GREENE: Well, I mean, if you remember back - like, we were doing these pieces about how pandemics in the past inspired and influenced art. So Vince and I were talking - I mean, maybe there's a way that someone could write a song about what we were living through in 2020, in the moment. And that's when we were talking to Ketch Secor. He's the lead musician in Old Crow Medicine Show. We didn't know exactly what to expect if we asked him to do this, but he was totally into it. Here he is talking about the song that he wrote for us. It was the first one that we aired. It was called "Pray For America."
(SOUNDBITE OF ARCHIVED NPR BROADCAST)
KETCH SECOR: We as songwriters, we got to keep adding to the canon of songs about America because we need to update it. These are troubling times, and we need new songs about our country to inspire unity.
(SOUNDBITE OF SONG, "PRAY FOR AMERICA")
OLD CROW MEDICINE SHOW: (Singing) When sorrows are befalling and shadows darken her door, when the fever spreads and a silent scourge outshines her golden shores.
MARTIN: I love that. I mean, it was just basically your thesis statement for the whole project, huh?

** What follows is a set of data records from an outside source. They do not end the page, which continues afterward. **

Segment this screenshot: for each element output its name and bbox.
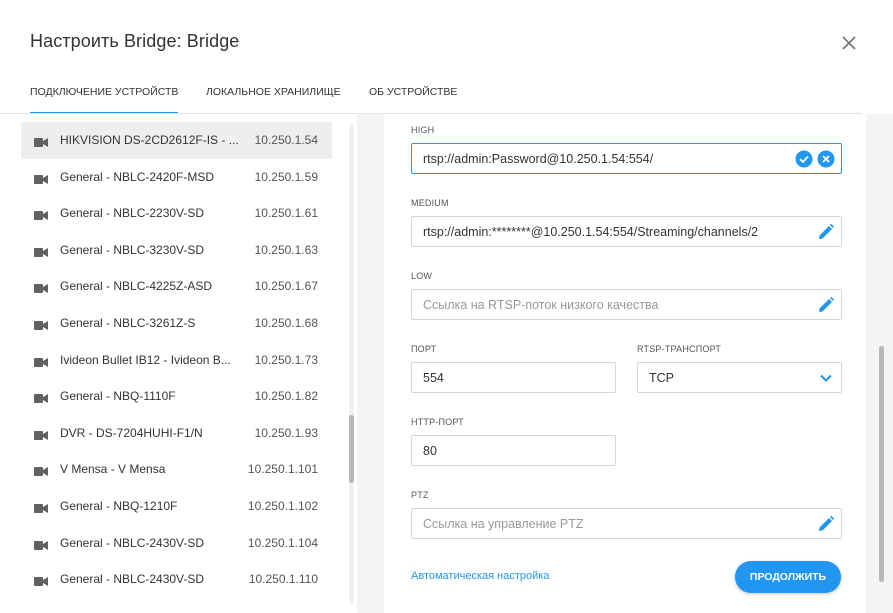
camera-icon [34,245,48,263]
device-ip: 10.250.1.63 [254,242,318,257]
device-name: V Mensa - V Mensa [60,462,166,477]
device-name: General - NBLC-4225Z-ASD [60,279,213,294]
tab-about-device[interactable]: ОБ УСТРОЙСТВЕ [369,86,457,98]
camera-icon [34,501,48,519]
device-ip: 10.250.1.61 [254,206,318,221]
device-ip: 10.250.1.110 [248,572,318,587]
close-icon[interactable] [838,32,860,54]
device-list-item[interactable]: General - NBLC-3230V-SD 10.250.1.63 [21,232,332,269]
pencil-icon[interactable] [817,515,835,533]
device-name: General - NBLC-2430V-SD [60,572,205,587]
device-list-item[interactable]: General - NBQ-1210F 10.250.1.102 [21,488,332,525]
camera-icon [34,281,48,299]
tab-local-storage[interactable]: ЛОКАЛЬНОЕ ХРАНИЛИЩЕ [206,86,341,98]
pencil-icon[interactable] [817,223,835,241]
camera-icon [34,318,48,336]
device-list-item[interactable]: HIKVISION DS-2CD2612F-IS - ... 10.250.1.5… [21,122,332,159]
camera-icon [34,135,48,153]
settings-scroll-thumb[interactable] [879,346,884,582]
rtsp-transport-label: RTSP-ТРАНСПОРТ [637,344,722,354]
camera-icon [34,391,48,409]
low-stream-placeholder: Ссылка на RTSP-поток низкого качества [423,298,659,312]
device-name: General - NBQ-1210F [60,499,178,513]
device-list-item[interactable]: General - NBLC-2230V-SD 10.250.1.61 [21,195,332,232]
device-list-scroll-thumb[interactable] [349,415,354,483]
continue-button[interactable]: ПРОДОЛЖИТЬ [735,561,841,593]
panel-gutter [357,114,384,613]
ptz-label: PTZ [411,490,429,500]
device-name: General - NBLC-2230V-SD [60,206,205,221]
rtsp-transport-select[interactable]: TCP [637,362,842,393]
device-list-item[interactable]: General - NBLC-2430V-SD 10.250.1.104 [21,525,332,562]
medium-label: MEDIUM [411,198,449,208]
device-name: General - NBLC-3261Z-S [60,316,196,330]
device-name: Ivideon Bullet IB12 - Ivideon B... [60,352,231,367]
camera-icon [34,428,48,446]
dialog-title: Настроить Bridge: Bridge [30,31,240,51]
device-list-item[interactable]: V Mensa - V Mensa 10.250.1.101 [21,451,332,488]
ptz-placeholder: Ссылка на управление PTZ [423,517,584,531]
device-list-item[interactable]: General - NBLC-2430V-SD 10.250.1.110 [21,561,332,598]
camera-icon [34,208,48,226]
low-stream-input[interactable]: Ссылка на RTSP-поток низкого качества [411,289,842,320]
camera-icon [34,538,48,556]
port-input[interactable]: 554 [411,362,616,393]
device-ip: 10.250.1.54 [254,133,318,147]
high-stream-input[interactable]: rtsp://admin:Password@10.250.1.54:554/ [411,143,842,174]
device-ip: 10.250.1.82 [254,389,318,404]
device-name: General - NBLC-3230V-SD [60,242,205,257]
device-ip: 10.250.1.59 [254,169,318,184]
chevron-down-icon[interactable] [817,369,835,387]
rtsp-transport-value: TCP [649,371,674,385]
device-ip: 10.250.1.67 [254,279,318,294]
camera-icon [34,574,48,592]
device-ip: 10.250.1.102 [247,499,318,513]
high-label: HIGH [411,125,435,135]
clear-circle-icon[interactable] [817,150,835,168]
port-label: ПОРТ [411,344,437,354]
device-name: General - NBLC-2430V-SD [60,535,205,550]
high-stream-value: rtsp://admin:Password@10.250.1.54:554/ [423,152,654,166]
tab-device-connection[interactable]: ПОДКЛЮЧЕНИЕ УСТРОЙСТВ [30,86,179,114]
camera-icon [34,355,48,373]
low-label: LOW [411,271,433,281]
ptz-input[interactable]: Ссылка на управление PTZ [411,508,842,539]
pencil-icon[interactable] [817,296,835,314]
port-value: 554 [423,371,444,385]
device-ip: 10.250.1.101 [247,462,318,477]
device-name: General - NBLC-2420F-MSD [60,169,215,184]
http-port-value: 80 [423,444,437,458]
device-ip: 10.250.1.104 [247,535,318,550]
camera-icon [34,464,48,482]
device-list-item[interactable]: DVR - DS-7204HUHI-F1/N 10.250.1.93 [21,415,332,452]
device-list-item[interactable]: General - NBLC-2420F-MSD 10.250.1.59 [21,159,332,196]
device-list-item[interactable]: General - NBLC-4225Z-ASD 10.250.1.67 [21,268,332,305]
device-list-item[interactable]: Ivideon Bullet IB12 - Ivideon B... 10.250… [21,342,332,379]
device-name: HIKVISION DS-2CD2612F-IS - ... [60,133,239,147]
device-ip: 10.250.1.73 [254,352,318,367]
camera-icon [34,172,48,190]
device-name: General - NBQ-1110F [60,389,176,404]
configure-bridge-dialog: Настроить Bridge: Bridge ПОДКЛЮЧЕНИЕ УСТ… [0,0,893,613]
device-list-scrollbar[interactable] [349,124,354,604]
device-ip: 10.250.1.93 [254,425,318,440]
http-port-label: HTTP-ПОРТ [411,417,464,427]
device-list-item[interactable]: General - NBLC-3261Z-S 10.250.1.68 [21,305,332,342]
device-list-item[interactable]: General - NBQ-1110F 10.250.1.82 [21,378,332,415]
device-ip: 10.250.1.68 [254,316,318,330]
medium-stream-input[interactable]: rtsp://admin:********@10.250.1.54:554/St… [411,216,842,247]
check-circle-icon[interactable] [795,150,813,168]
auto-setup-link[interactable]: Автоматическая настройка [411,570,549,582]
medium-stream-value: rtsp://admin:********@10.250.1.54:554/St… [423,225,759,239]
http-port-input[interactable]: 80 [411,435,616,466]
device-name: DVR - DS-7204HUHI-F1/N [60,425,203,440]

GREENE: Yeah. I mean, he just gave us the template and the message that we've been trying to capture. And what made me nervous, though, is we had asked him to write that song in May, before George Floyd was murdered, before the protests that came to define so much of the year. And we were getting ready to interview him about the song after Floyd was killed, and I'm thinking, like, maybe the song's not going to work anymore. But we realize that that could be part of the conversation, and so I asked Ketch about that and asked him if it still worked.
(SOUNDBITE OF ARCHIVED NPR BROADCAST)
SECOR: When you write music, you're trying to make universal statements. Great songs like "Blowin' In The Wind," they're not about particular vantage points. They're not about any particular side or affiliation. Great songs are there for all to enjoy and for all to see themselves in. So writing a song about COVID-19, if it's any good, it ought to be able to translate from a global pandemic to a cry for justice.
(SOUNDBITE OF SONG, "PRAY FOR AMERICA")
OLD CROW MEDICINE SHOW: (Singing) Pray for America, our promised land.
MARTIN: Yeah. And I remember - even though the song didn't directly touch on race in America, your conversation did because Ketch had a Black bandmate who had a lot to say about his own experiences with racism in Nashville, right?
GREENE: Yeah, exactly. And that's when it brought it all home. It was a discussion about songcraft, but also, you know, a really intimate and personal conversation about what was taking place around us.
MARTIN: What was it like to try to get other artists involved?
GREENE: It turned out not to be nearly as hard as we expected. You know, I think a lot of artists were just really inspired by the drama of everything happening in 2020. But, you know, there's also the fact that live performances were shut down, and I think a lot of artists just loved the fact that there was this other avenue for expression.
MARTIN: It was such a diverse group of musicians, right? Some uber famous, others were up-and-comers. Was there one that stood out for you, just personally?
GREENE: The Indigo Girls was pretty special.
MARTIN: Yeah.
GREENE: This was apparently the first time they had written a song together in nearly 25 years.
(SOUNDBITE OF SONG, "LONG RIDE")
INDIGO GIRLS: (Singing) No food to eat - an epidemic of inequality and a pandemic raging.
MARTIN: Well, this has been an amazing project. It has been so fun, just on a personal level, to hear you in these conversations. You care so much about music and the story behind it. Thank you for doing it.
GREENE: Well, keep it going. I'm excited to see who you bring on and how people try and make sense of 2021.
MARTIN: Yeah, we'll do it. Thanks, David.